Section 11 Other liability

(1) Unless provided otherwise in these GTCS, including the provisions herein-below, we shall be liable for breach of contractual and non-contractual obligations under the provisions of law.

(2) We shall be liable for damages – whatever of the legal reason – within the limits of fault-based liability only in cases of intent and gross negligence. In case of ordinary negligence, we shall be liable under a milder standard of liability in accordance with the provisions of law (for example, the standard of care applied in our own affairs, minor breach of duty), only

a) for losses/damage resulting from injury to life, body or health,

b) for losses/damage resulting from a breach of an essential contractual obligation (obligation the fulfilment of which is indispensable for the proper performance of the contract and on the observance of which the contract partner regularly relies and may rely); in this case, however, our liability is limited to compensation of the foreseeable, typical loss/damage.

(3) The limitations of liability arising from paragraph (2) shall apply also in the event of breach of an obligation of or for the benefit of a person whose negligence or intent we are responsible for under the provisions of law. They shall not apply if we maliciously concealed a defect or gave a guarantee for properties/quality of the Goods and they shall not apply to claims of the buyer under the German Product Liability Act (Produkthaftungsgesetz).

(4) The buyer may rescind or terminate the contract on the grounds of breach of an obligation that does not consist of a defect only if we are responsible for such breach. The buyer shall have no right to freely terminate the contract (notably under sections 651, 649 BGB). In all other respects, the requirements and consequences of law shall apply.

Section 12 Limitation period

(1) The general limitation period is as follows:

(a) The following applies to consumers: The limitation period for claims for defects under statutory law is two years and begins on the date of delivery of the Goods.

(b) The following applies to entrepreneurs: Contrary to section 438 para. (1) point (3) BGB, the general limitation period for claims based on material defects and defects in title shall be one year from the date of delivery. If formal acceptance has been agreed, the limitation period shall begin on the date of formal acceptance.

(2) If, however, the Goods are a building or an item which is used for a building in accordance with its customary use and causes the defectiveness of such building (construction material), the limitation period shall be 5 years from the date of delivery in accordance with the provisions of law (section 438 para. (1) point (2) BGB). Further special provisions of law relating to the limitation period (notably section 438 para. (1) point (1), para. (3), sections 444, 445b BGB) shall not be affected.
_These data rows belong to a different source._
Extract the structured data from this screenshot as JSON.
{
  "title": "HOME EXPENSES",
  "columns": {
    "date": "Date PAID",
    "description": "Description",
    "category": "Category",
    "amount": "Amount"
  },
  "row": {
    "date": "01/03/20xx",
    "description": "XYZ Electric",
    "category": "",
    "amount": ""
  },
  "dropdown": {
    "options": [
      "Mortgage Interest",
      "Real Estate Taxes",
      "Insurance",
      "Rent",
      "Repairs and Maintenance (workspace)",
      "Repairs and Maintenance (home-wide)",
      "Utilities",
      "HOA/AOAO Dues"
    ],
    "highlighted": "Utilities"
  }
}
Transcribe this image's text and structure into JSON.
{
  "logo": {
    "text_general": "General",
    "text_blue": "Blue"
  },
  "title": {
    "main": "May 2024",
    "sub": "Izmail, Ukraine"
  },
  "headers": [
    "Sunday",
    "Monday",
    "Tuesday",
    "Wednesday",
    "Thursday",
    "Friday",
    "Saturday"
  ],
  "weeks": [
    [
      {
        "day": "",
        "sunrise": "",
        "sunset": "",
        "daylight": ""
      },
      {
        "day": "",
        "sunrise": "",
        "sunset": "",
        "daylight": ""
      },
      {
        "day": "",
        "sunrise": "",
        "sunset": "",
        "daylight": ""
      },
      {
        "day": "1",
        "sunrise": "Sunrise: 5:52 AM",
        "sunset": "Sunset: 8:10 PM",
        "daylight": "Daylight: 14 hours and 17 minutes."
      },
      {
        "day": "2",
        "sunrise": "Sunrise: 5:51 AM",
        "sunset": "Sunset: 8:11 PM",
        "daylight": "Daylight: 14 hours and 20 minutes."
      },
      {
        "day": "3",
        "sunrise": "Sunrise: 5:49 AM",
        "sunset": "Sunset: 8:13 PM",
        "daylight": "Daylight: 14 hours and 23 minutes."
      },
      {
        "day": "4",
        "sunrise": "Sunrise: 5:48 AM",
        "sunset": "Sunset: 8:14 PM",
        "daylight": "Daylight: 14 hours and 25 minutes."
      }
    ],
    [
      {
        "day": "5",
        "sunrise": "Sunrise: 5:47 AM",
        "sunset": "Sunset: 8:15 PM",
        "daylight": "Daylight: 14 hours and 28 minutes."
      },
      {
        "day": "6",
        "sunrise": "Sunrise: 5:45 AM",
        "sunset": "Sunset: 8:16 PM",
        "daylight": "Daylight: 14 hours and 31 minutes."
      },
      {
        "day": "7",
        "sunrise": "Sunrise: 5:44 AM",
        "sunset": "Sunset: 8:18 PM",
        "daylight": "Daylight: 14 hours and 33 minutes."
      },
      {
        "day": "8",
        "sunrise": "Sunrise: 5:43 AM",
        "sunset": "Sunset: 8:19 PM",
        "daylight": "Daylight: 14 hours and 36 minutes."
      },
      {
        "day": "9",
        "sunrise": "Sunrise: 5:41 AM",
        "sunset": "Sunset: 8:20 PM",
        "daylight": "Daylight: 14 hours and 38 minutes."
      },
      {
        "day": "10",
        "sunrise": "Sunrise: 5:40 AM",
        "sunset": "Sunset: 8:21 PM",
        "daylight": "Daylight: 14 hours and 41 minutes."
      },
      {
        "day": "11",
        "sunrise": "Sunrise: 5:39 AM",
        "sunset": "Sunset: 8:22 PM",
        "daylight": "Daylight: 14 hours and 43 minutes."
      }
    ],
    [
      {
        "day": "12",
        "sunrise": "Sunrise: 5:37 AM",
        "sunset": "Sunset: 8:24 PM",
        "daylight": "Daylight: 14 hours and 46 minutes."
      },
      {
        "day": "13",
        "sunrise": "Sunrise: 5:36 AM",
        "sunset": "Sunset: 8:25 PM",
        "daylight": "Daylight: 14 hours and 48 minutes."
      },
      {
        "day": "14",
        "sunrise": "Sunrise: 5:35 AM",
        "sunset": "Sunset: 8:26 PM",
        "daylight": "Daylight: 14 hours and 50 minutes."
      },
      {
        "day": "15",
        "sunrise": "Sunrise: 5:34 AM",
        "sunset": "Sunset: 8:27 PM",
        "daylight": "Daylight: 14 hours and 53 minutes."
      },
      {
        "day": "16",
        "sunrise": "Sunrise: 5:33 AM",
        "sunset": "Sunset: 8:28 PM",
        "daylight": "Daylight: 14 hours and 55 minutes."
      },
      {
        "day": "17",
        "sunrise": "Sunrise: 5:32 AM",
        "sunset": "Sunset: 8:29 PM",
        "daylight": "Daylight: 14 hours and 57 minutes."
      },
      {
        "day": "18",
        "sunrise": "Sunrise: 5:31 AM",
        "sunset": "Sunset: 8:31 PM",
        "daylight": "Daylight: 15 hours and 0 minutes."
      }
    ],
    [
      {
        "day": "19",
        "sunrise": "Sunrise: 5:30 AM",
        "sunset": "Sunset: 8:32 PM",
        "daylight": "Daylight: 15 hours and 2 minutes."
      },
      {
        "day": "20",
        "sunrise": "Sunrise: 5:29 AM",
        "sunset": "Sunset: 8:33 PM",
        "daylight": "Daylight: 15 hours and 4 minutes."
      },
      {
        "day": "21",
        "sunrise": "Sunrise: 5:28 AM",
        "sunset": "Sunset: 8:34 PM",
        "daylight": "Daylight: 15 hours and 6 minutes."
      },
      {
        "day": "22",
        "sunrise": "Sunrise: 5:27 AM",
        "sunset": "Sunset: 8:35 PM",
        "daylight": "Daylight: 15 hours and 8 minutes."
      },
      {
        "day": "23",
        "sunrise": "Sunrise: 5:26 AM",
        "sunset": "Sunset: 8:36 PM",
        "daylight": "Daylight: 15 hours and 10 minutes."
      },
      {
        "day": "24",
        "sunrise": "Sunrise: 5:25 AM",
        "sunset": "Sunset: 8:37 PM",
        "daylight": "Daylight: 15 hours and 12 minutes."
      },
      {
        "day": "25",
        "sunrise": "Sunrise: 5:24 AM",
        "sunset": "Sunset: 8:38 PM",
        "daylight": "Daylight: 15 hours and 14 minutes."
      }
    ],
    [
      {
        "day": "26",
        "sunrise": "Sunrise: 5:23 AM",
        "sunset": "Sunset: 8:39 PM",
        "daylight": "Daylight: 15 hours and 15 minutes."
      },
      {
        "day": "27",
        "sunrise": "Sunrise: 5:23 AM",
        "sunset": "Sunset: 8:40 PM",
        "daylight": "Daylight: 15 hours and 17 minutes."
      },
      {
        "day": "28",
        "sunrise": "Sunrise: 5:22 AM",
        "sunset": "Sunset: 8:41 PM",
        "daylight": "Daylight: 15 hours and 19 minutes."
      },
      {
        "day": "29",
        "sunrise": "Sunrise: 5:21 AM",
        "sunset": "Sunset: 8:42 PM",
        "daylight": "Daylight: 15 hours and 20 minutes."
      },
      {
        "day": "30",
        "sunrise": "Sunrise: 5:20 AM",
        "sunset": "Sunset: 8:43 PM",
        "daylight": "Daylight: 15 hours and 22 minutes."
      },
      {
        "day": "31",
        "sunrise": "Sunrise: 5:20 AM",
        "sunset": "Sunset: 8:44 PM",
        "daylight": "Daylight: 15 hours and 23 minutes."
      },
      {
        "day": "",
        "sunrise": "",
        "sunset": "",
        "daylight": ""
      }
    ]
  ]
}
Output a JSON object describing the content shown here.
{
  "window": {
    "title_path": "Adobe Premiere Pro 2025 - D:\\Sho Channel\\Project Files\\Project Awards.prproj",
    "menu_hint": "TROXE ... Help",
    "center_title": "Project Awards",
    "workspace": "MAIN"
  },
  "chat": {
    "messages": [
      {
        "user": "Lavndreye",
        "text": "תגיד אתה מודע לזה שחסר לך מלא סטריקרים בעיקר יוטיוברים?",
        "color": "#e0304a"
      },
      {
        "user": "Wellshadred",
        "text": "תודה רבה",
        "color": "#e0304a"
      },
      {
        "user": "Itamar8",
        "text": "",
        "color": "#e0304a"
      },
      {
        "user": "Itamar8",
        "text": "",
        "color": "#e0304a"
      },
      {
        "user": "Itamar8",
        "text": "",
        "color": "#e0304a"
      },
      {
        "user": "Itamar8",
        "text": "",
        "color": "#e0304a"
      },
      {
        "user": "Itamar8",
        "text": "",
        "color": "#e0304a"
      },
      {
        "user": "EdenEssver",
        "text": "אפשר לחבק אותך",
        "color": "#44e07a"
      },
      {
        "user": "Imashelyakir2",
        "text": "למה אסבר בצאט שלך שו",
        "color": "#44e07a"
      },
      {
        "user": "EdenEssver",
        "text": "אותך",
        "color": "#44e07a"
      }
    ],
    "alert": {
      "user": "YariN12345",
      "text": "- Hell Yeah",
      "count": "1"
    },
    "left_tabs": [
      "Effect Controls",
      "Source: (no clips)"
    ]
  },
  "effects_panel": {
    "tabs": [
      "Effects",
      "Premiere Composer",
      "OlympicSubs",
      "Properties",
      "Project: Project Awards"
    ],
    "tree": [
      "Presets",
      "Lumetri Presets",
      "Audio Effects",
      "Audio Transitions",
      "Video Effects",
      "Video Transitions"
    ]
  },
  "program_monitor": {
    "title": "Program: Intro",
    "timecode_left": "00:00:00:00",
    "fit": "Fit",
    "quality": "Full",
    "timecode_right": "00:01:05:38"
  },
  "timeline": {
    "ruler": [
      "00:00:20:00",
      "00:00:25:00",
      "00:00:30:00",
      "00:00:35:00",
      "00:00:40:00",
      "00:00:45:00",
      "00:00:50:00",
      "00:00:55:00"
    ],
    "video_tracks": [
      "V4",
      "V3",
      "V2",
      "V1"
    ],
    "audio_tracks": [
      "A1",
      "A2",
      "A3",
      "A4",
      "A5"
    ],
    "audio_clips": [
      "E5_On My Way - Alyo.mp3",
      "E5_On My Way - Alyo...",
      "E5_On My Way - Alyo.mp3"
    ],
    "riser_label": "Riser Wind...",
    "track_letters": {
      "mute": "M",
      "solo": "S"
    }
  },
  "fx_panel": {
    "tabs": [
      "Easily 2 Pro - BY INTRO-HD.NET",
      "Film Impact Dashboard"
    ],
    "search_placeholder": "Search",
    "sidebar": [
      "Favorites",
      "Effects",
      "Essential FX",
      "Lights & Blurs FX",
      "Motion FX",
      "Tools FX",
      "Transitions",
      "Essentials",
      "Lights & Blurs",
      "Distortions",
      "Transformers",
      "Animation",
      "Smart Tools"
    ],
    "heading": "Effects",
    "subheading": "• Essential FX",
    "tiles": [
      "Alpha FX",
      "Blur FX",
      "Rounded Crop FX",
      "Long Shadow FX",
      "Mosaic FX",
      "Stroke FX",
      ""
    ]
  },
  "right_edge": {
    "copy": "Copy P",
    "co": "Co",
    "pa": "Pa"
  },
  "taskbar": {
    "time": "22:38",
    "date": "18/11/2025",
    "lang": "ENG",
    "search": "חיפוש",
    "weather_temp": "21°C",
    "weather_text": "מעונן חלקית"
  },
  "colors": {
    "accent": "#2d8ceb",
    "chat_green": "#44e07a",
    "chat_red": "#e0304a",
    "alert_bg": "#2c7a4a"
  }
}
(3) The above limitation periods of the law on contracts for the sale of goods shall apply also to contractual and non-contractual claims for damages of the Buyer which are based on a defect of the Goods, unless the application of the regular limitation period of law (sections 195, 199 BGB) would lead to a shorter limitation period in the individual case. However, damages claims of the Buyer under section 8 para. (2) sentence (1) and sentence (2)(a) and/or under the Product Liability Act shall become time-barred solely in accordance with the limitation periods of law.

Section 13 Copyrights

We hold the copyrights to all images, pictures, films and texts published in our online store. Use of the pictures, film and texts is not permitted without our express prior consent.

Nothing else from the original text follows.